Hence the result, by the definition of a limit.
$\blacksquare$
Proof 2
Let $\epsilon \in \R_{>0}$ be a strictly positive real number.
Suppose that:
- $\exists N \in \N: \size x^N < \epsilon$
Then the result follows by the definition of a limit, because:
- $\forall n \in \N: n \ge N \implies \size {x^n} = \size x^n \le \size x^N < \epsilon$
where Absolute Value Function is Completely Multiplicative is applied.

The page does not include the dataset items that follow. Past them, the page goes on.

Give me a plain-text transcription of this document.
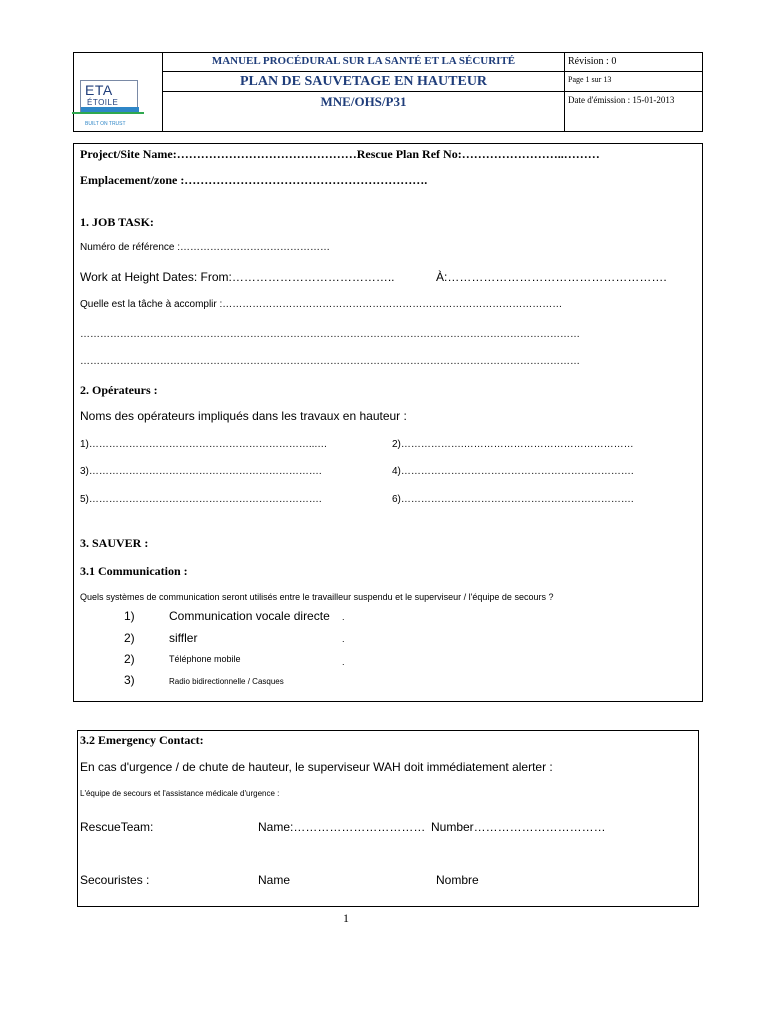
MANUEL PROCÉDURAL SUR LA SANTÉ ET LA SÉCURITÉ
PLAN DE SAUVETAGE EN HAUTEUR
MNE/OHS/P31
Révision : 0
Page 1 sur 13
Date d'émission : 15-01-2013
ETA
ÉTOILE
BUILT ON TRUST
Project/Site Name:………………………………………Rescue Plan Ref No:……………………..………
Emplacement/zone :…………………………………………………….
1. JOB TASK:
Numéro de référence :………………………………………
Work at Height Dates: From:…………………………………..	À:……………………………………………….
Quelle est la tâche à accomplir :…………………………………………………………………………………………
……………………………………………………………………………………………………………………………………
……………………………………………………………………………………………………………………………………
2. Opérateurs :
Noms des opérateurs impliqués dans les travaux en hauteur :
1)…………………………………………………………...…	2)……………….……………………………………………
3)…………………………………………………………….	4)…………………………………………………………….
5)…………………………………………………………….	6)…………………………………………………………….
3. SAUVER :
3.1 Communication :
Quels systèmes de communication seront utilisés entre le travailleur suspendu et le superviseur / l'équipe de secours ?
1)	Communication vocale directe .
2)	siffler	.
2)	Téléphone mobile	.
3)	Radio bidirectionnelle / Casques
3.2 Emergency Contact:
En cas d'urgence / de chute de hauteur, le superviseur WAH doit immédiatement alerter :
L'équipe de secours et l'assistance médicale d'urgence :
RescueTeam:	Name:…………………………… Number……………………………
Secouristes :	Name	Nombre
1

It remains to consider the case that:
- $\forall n \in \N: \size x^n \ge \epsilon$
By the Axiom of Archimedes, we can choose a natural number $M$ such that:
- $M > \dfrac 1 {\paren {1 - \size x} \epsilon}$
Then, by Sum of Geometric Sequence:
- $\ds M \epsilon \le \sum_{k \mathop = 0}^{M - 1} \size x^k = \frac {1 - \size x^M} {1 - \size x} < M \epsilon$
Hence the result.
$\blacksquare$
Proof 3
Let $\epsilon \in \R_{>0}$ be a strictly positive real number.

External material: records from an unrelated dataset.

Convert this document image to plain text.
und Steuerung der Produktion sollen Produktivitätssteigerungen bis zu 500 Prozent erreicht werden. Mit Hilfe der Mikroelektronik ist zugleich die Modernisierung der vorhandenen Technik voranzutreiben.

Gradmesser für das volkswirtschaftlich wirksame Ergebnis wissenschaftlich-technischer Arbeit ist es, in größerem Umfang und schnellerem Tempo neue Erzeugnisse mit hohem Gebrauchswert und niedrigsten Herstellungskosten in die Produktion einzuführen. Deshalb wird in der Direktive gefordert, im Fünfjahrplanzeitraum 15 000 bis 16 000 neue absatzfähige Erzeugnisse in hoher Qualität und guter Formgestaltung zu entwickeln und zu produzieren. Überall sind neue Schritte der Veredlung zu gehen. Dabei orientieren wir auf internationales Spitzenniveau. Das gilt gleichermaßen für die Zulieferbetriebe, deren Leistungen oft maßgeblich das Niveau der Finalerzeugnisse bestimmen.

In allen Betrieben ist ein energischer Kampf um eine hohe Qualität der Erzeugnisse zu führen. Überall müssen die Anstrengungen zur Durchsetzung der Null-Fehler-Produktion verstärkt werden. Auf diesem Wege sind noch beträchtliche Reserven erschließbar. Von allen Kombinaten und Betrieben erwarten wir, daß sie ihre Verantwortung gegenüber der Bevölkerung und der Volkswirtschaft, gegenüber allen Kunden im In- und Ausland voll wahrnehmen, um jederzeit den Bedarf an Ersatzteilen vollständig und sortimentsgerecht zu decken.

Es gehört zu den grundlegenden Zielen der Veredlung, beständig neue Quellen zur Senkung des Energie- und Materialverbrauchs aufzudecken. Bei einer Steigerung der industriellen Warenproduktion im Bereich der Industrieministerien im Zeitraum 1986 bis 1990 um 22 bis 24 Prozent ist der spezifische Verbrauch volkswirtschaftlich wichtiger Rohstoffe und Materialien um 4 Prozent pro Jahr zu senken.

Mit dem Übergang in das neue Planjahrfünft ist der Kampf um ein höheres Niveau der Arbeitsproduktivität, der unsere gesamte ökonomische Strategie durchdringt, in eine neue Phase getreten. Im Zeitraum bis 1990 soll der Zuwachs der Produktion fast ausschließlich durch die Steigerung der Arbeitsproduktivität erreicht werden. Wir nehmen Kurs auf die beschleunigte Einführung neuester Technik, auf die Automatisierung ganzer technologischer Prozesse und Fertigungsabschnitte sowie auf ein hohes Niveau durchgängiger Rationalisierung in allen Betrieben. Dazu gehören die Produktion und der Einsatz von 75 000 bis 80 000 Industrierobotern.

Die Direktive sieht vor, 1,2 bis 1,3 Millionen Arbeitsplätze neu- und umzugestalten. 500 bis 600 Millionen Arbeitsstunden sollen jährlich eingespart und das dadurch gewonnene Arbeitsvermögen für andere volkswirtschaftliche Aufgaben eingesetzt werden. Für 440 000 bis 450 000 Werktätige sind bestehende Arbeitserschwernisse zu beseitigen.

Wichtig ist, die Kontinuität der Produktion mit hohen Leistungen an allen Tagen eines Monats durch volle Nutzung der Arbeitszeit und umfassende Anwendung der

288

By the Axiom of Archimedes, there exists a natural number $M$ such that:
- $M > \dfrac 1 {\paren {1 - \size x} \epsilon}$
By the Well-Ordering Principle, there exists a smallest natural number $m$ such that:
- $\exists N \in \N: m > M \size x^N$
Note that:
- $m - 1 \le M \size x^{N + 1}$
By elementary algebra, it follows that:
- $1 - \dfrac 1 m = \dfrac {m - 1} m \le \size x < 1 - \dfrac 1 {M \epsilon}$
Hence, $m < M \epsilon$.
Therefore:
- $\size x^N < \epsilon$
By Absolute Value Function is Completely Multiplicative:
- $\forall n \in \N: n \ge N \implies \size {x^n} = \size x^n \le \size x^N < \epsilon$
Hence the result, by the definition of a limit.
$\blacksquare$
Proof 4
Define:
- $\ds L = \inf_{n \mathop \in \N} \size x^n$
By the Continuum Property, such an $L$ exists in $\R$.
Clearly, $L \ge 0$.
Aiming for a contradiction, suppose $L > 0$.
Then, by the definition of the infimum, we can choose $n \in \N$ such that $\size x^n < L \size x^{-1}$.
But then $\size x^{n + 1} < L$, which contradicts the definition of $L$.
Therefore, $L = 0$.
Let $\epsilon \in \R_{>0}$ be a strictly positive real number.
By the definition of the infimum, there exists an $N \in \N$ such that $\size x^N < \epsilon$.
It follows that:
- $\forall n \in \N: n \ge N \implies \size {x^n} = \size x^n \le \size x^N < \epsilon$
where Absolute Value Function is Completely Multiplicative is applied.
Hence the result, by the definition of a limit.
$\blacksquare$
Also known as
This result and Sequence of Powers of Reciprocals is Null Sequence are sometimes referred to as the basic null sequences.